Erreur 4 : ignorer le texte autour de l'image
Une légende peut changer la signification d'une image. Si votre produit autorise les légendes, modérez le texte et l'image ensemble.
Erreur 5 : oublier la confidentialité et la conservation des données
Les images peuvent contenir des visages, des documents, des espaces privés ou des mineurs. Examinez les conditions de traitement des données, de conservation, de région et d'utilisation pour l'entraînement de votre fournisseur avant une utilisation en production.
Quand utiliser un fournisseur spécialisé de modération d'images
EvoLink Moderation est un bon choix pour les décisions de sécurité texte et image au sein d'un workflow d'API compatible OpenAI.
Envisagez un fournisseur d'images spécialisé tel que Sightengine, Amazon Rekognition ou Azure AI Content Safety lorsque vous avez besoin de :
- modération intensive basée sur l'OCR
- détection de filigranes
- détection de visages
- détection de deepfakes
- modération vidéo
- modération de flux en direct
- classes visuelles personnalisées
- intégration cloud-native avec AWS ou Azure
La bonne réponse peut être une architecture en couches : EvoLink pour le routage de sécurité texte-plus-image, plus un service visuel spécialisé pour la qualité d'image, l'OCR ou les vérifications spécifiques aux marketplaces.
FAQ
Qu'est-ce qu'une API de modération d'images ?

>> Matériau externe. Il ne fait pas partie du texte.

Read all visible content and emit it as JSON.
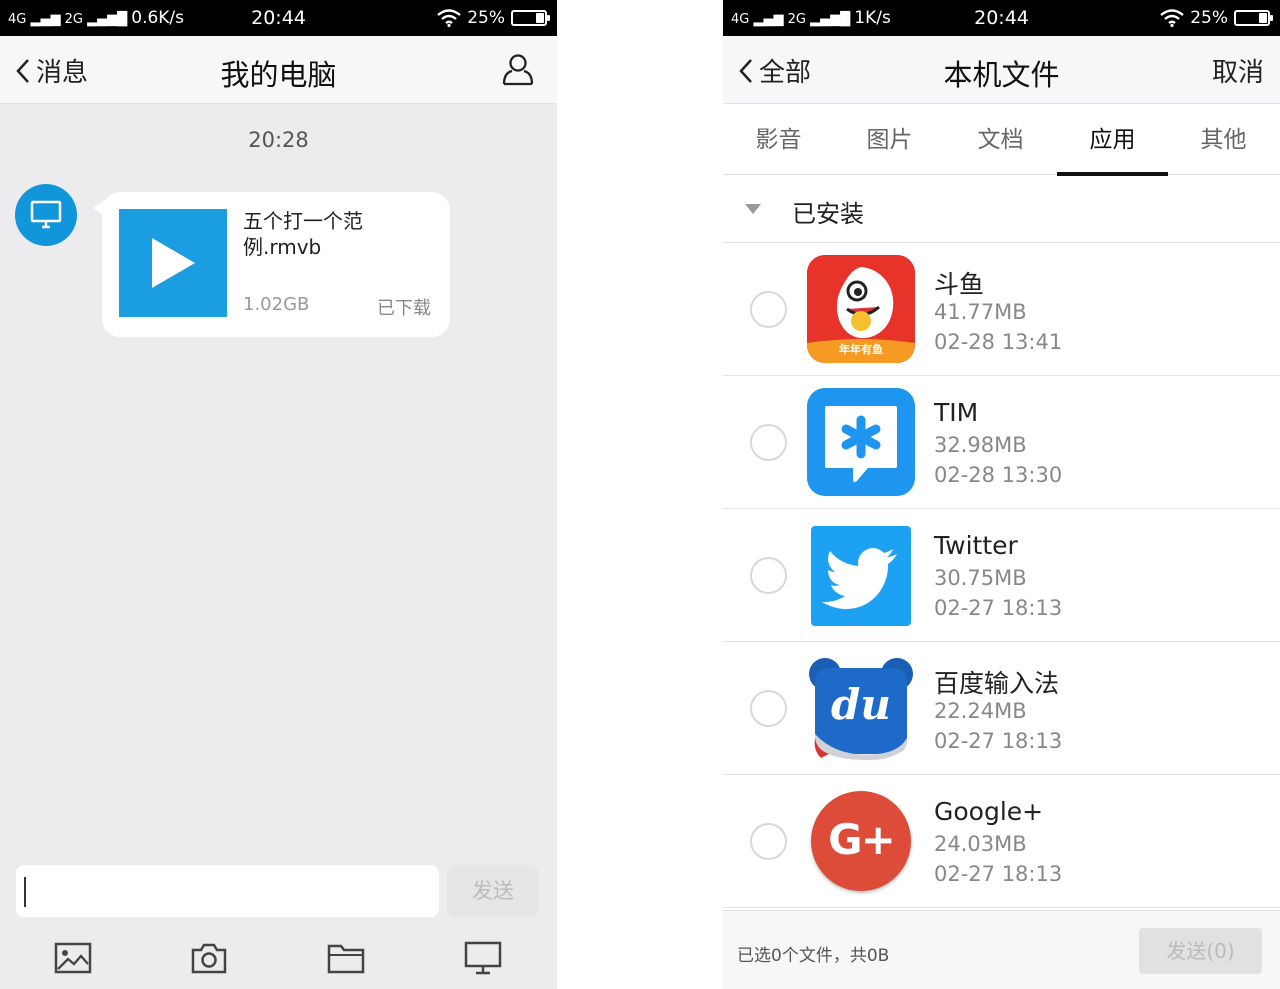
{
  "left": {
    "status": {
      "net1": "4G",
      "net2": "2G",
      "speed": "0.6K/s",
      "time": "20:44",
      "battery": "25%"
    },
    "nav": {
      "back_label": "消息",
      "title": "我的电脑"
    },
    "chat": {
      "time": "20:28",
      "file": {
        "name": "五个打一个范例.rmvb",
        "size": "1.02GB",
        "status": "已下载"
      }
    },
    "input": {
      "value": "",
      "send_label": "发送"
    },
    "toolbar": [
      "image-icon",
      "camera-icon",
      "folder-icon",
      "computer-icon"
    ]
  },
  "right": {
    "status": {
      "net1": "4G",
      "net2": "2G",
      "speed": "1K/s",
      "time": "20:44",
      "battery": "25%"
    },
    "nav": {
      "back_label": "全部",
      "title": "本机文件",
      "cancel_label": "取消"
    },
    "tabs": [
      "影音",
      "图片",
      "文档",
      "应用",
      "其他"
    ],
    "active_tab": "应用",
    "section": "已安装",
    "apps": [
      {
        "name": "斗鱼",
        "size": "41.77MB",
        "date": "02-28 13:41",
        "icon_text": "年年有鱼"
      },
      {
        "name": "TIM",
        "size": "32.98MB",
        "date": "02-28 13:30"
      },
      {
        "name": "Twitter",
        "size": "30.75MB",
        "date": "02-27 18:13"
      },
      {
        "name": "百度输入法",
        "size": "22.24MB",
        "date": "02-27 18:13",
        "icon_text": "du"
      },
      {
        "name": "Google+",
        "size": "24.03MB",
        "date": "02-27 18:13",
        "icon_text": "G+"
      }
    ],
    "footer": {
      "info": "已选0个文件，共0B",
      "send_label": "发送(0)"
    }
  },
  "colors": {
    "accent_blue": "#1296db",
    "douyu_red": "#e8332a",
    "tim_blue": "#1e95ee",
    "twitter_blue": "#1da1f2",
    "gplus_red": "#dd4b39"
  },
  "battery_level": 0.25
}
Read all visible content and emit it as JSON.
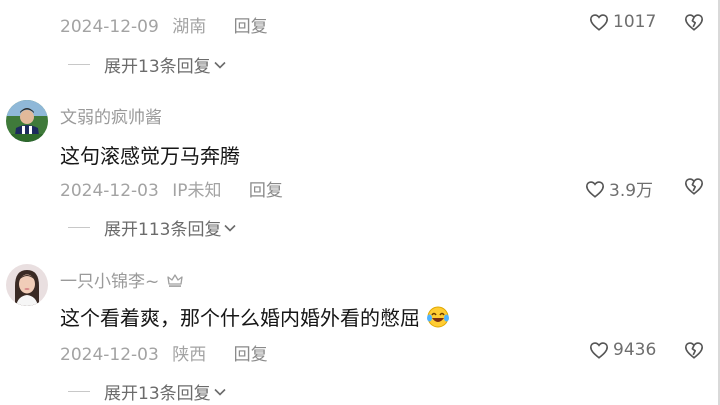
{
  "comments": [
    {
      "date": "2024-12-09",
      "location": "湖南",
      "reply_label": "回复",
      "likes": "1017",
      "expand_label": "展开13条回复"
    },
    {
      "username": "文弱的疯帅酱",
      "text": "这句滚感觉万马奔腾",
      "date": "2024-12-03",
      "location": "IP未知",
      "reply_label": "回复",
      "likes": "3.9万",
      "expand_label": "展开113条回复"
    },
    {
      "username": "一只小锦李~",
      "text": "这个看着爽，那个什么婚内婚外看的憋屈",
      "date": "2024-12-03",
      "location": "陕西",
      "reply_label": "回复",
      "likes": "9436",
      "expand_label": "展开13条回复"
    }
  ],
  "icons": {
    "like": "heart-outline-icon",
    "dislike": "broken-heart-outline-icon",
    "expand": "chevron-down-icon",
    "crown": "crown-icon",
    "emoji": "laughing-tears-emoji"
  }
}
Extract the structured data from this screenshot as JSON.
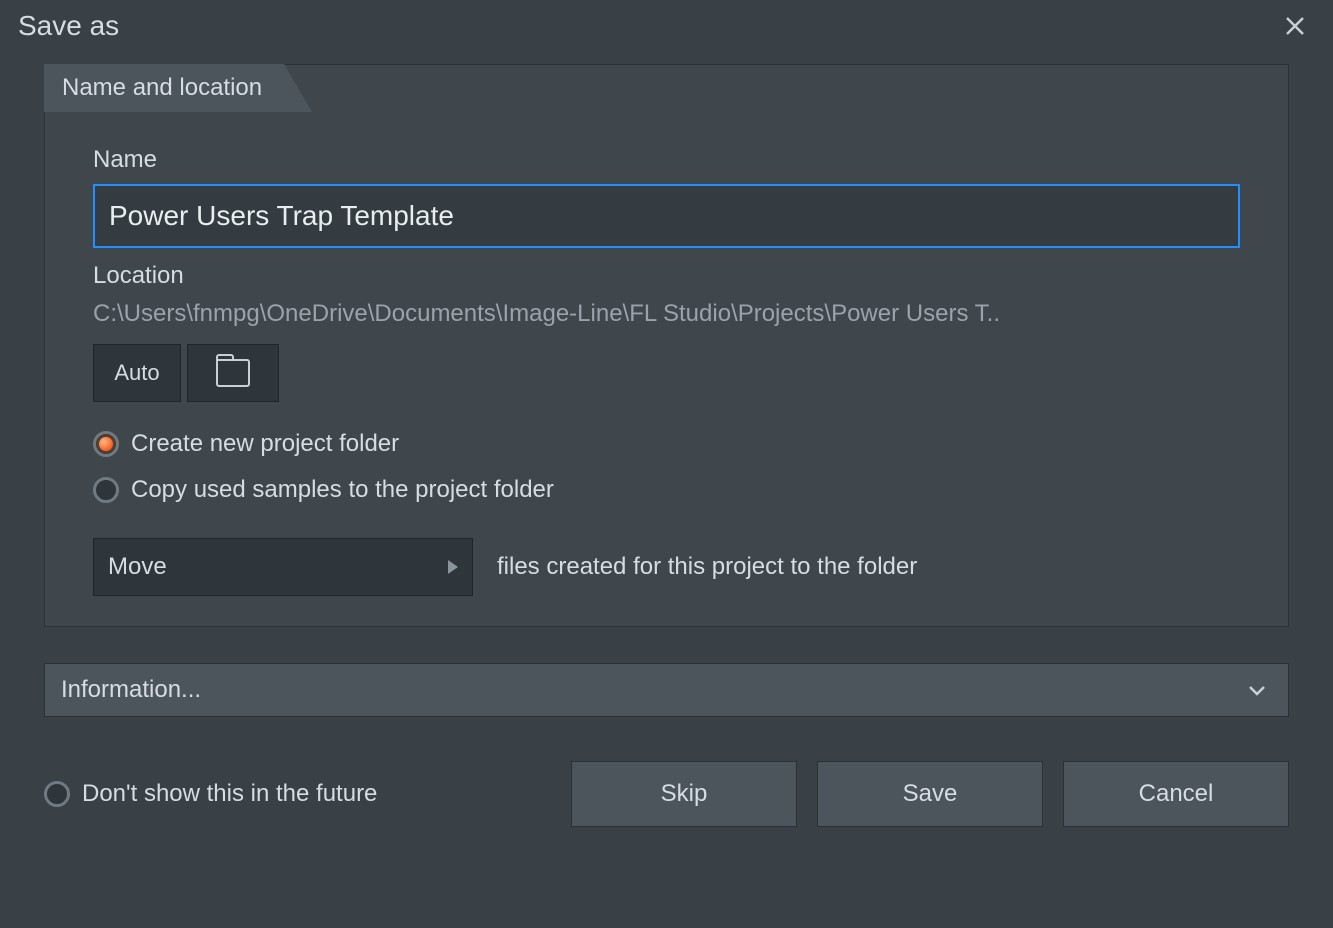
{
  "dialog": {
    "title": "Save as"
  },
  "section": {
    "tab_label": "Name and location",
    "name_label": "Name",
    "name_value": "Power Users Trap Template",
    "location_label": "Location",
    "location_path": "C:\\Users\\fnmpg\\OneDrive\\Documents\\Image-Line\\FL Studio\\Projects\\Power Users T..",
    "auto_label": "Auto",
    "create_folder_label": "Create new project folder",
    "copy_samples_label": "Copy used samples to the project folder",
    "move_dropdown_value": "Move",
    "move_trail_text": "files created for this project to the folder"
  },
  "info": {
    "header": "Information..."
  },
  "footer": {
    "dont_show_label": "Don't show this in the future",
    "skip_label": "Skip",
    "save_label": "Save",
    "cancel_label": "Cancel"
  }
}
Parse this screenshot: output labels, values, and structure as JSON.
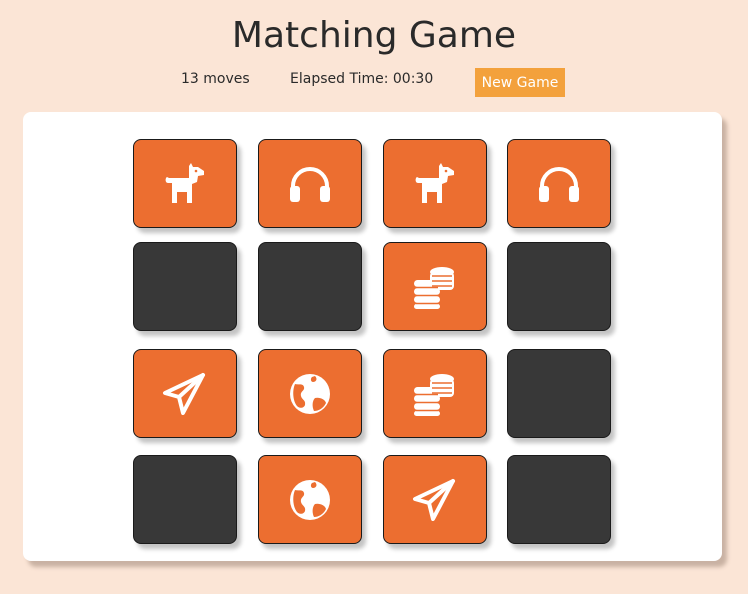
{
  "game": {
    "title": "Matching Game",
    "moves": "13 moves",
    "elapsed": "Elapsed Time: 00:30",
    "new_game_label": "New Game"
  },
  "colors": {
    "background": "#fbe5d6",
    "card_open": "#ec6e30",
    "card_closed": "#383838",
    "button": "#f3a13c"
  },
  "cards": [
    {
      "row": 1,
      "col": 1,
      "state": "open",
      "icon": "dog-icon"
    },
    {
      "row": 1,
      "col": 2,
      "state": "open",
      "icon": "headphones-icon"
    },
    {
      "row": 1,
      "col": 3,
      "state": "open",
      "icon": "dog-icon"
    },
    {
      "row": 1,
      "col": 4,
      "state": "open",
      "icon": "headphones-icon"
    },
    {
      "row": 2,
      "col": 1,
      "state": "closed",
      "icon": null
    },
    {
      "row": 2,
      "col": 2,
      "state": "closed",
      "icon": null
    },
    {
      "row": 2,
      "col": 3,
      "state": "open",
      "icon": "coins-icon"
    },
    {
      "row": 2,
      "col": 4,
      "state": "closed",
      "icon": null
    },
    {
      "row": 3,
      "col": 1,
      "state": "open",
      "icon": "paper-plane-icon"
    },
    {
      "row": 3,
      "col": 2,
      "state": "open",
      "icon": "globe-icon"
    },
    {
      "row": 3,
      "col": 3,
      "state": "open",
      "icon": "coins-icon"
    },
    {
      "row": 3,
      "col": 4,
      "state": "closed",
      "icon": null
    },
    {
      "row": 4,
      "col": 1,
      "state": "closed",
      "icon": null
    },
    {
      "row": 4,
      "col": 2,
      "state": "open",
      "icon": "globe-icon"
    },
    {
      "row": 4,
      "col": 3,
      "state": "open",
      "icon": "paper-plane-icon"
    },
    {
      "row": 4,
      "col": 4,
      "state": "closed",
      "icon": null
    }
  ]
}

Une API de modération d'images analyse les images et retourne des signaux de sécurité tels que des étiquettes de catégorie, des scores de confiance ou des niveaux de risque. Les applications utilisent ces signaux pour autoriser, examiner ou bloquer les images envoyées.
EvoLink Moderation prend-il en charge la modération d'images ?
Oui. EvoLink Moderation 1.0 prend en charge les requêtes image seule et les requêtes texte-plus-image unique via un endpoint de modération compatible OpenAI.
Puis-je modérer plusieurs images en une seule requête EvoLink ?
Non. EvoLink Moderation prend en charge une image par requête. Pour plusieurs images, envoyez des requêtes concurrentes ou utilisez une file d'attente.
Dois-je modérer les images avant ou après l'envoi ?
Utilisez d'abord un stockage temporaire pour l'envoi, modérez côté serveur, puis déplacez les images approuvées vers un stockage permanent. Cela empêche les images non sécurisées de devenir publiques avant la fin des vérifications.
La modération d'images suffit-elle pour une marketplace ?
Généralement pas à elle seule. Les marketplaces ont souvent besoin de vérifications de sécurité en plus de règles de qualité, de vérifications d'articles interdits, d'OCR, de détection de filigranes et de révision humaine.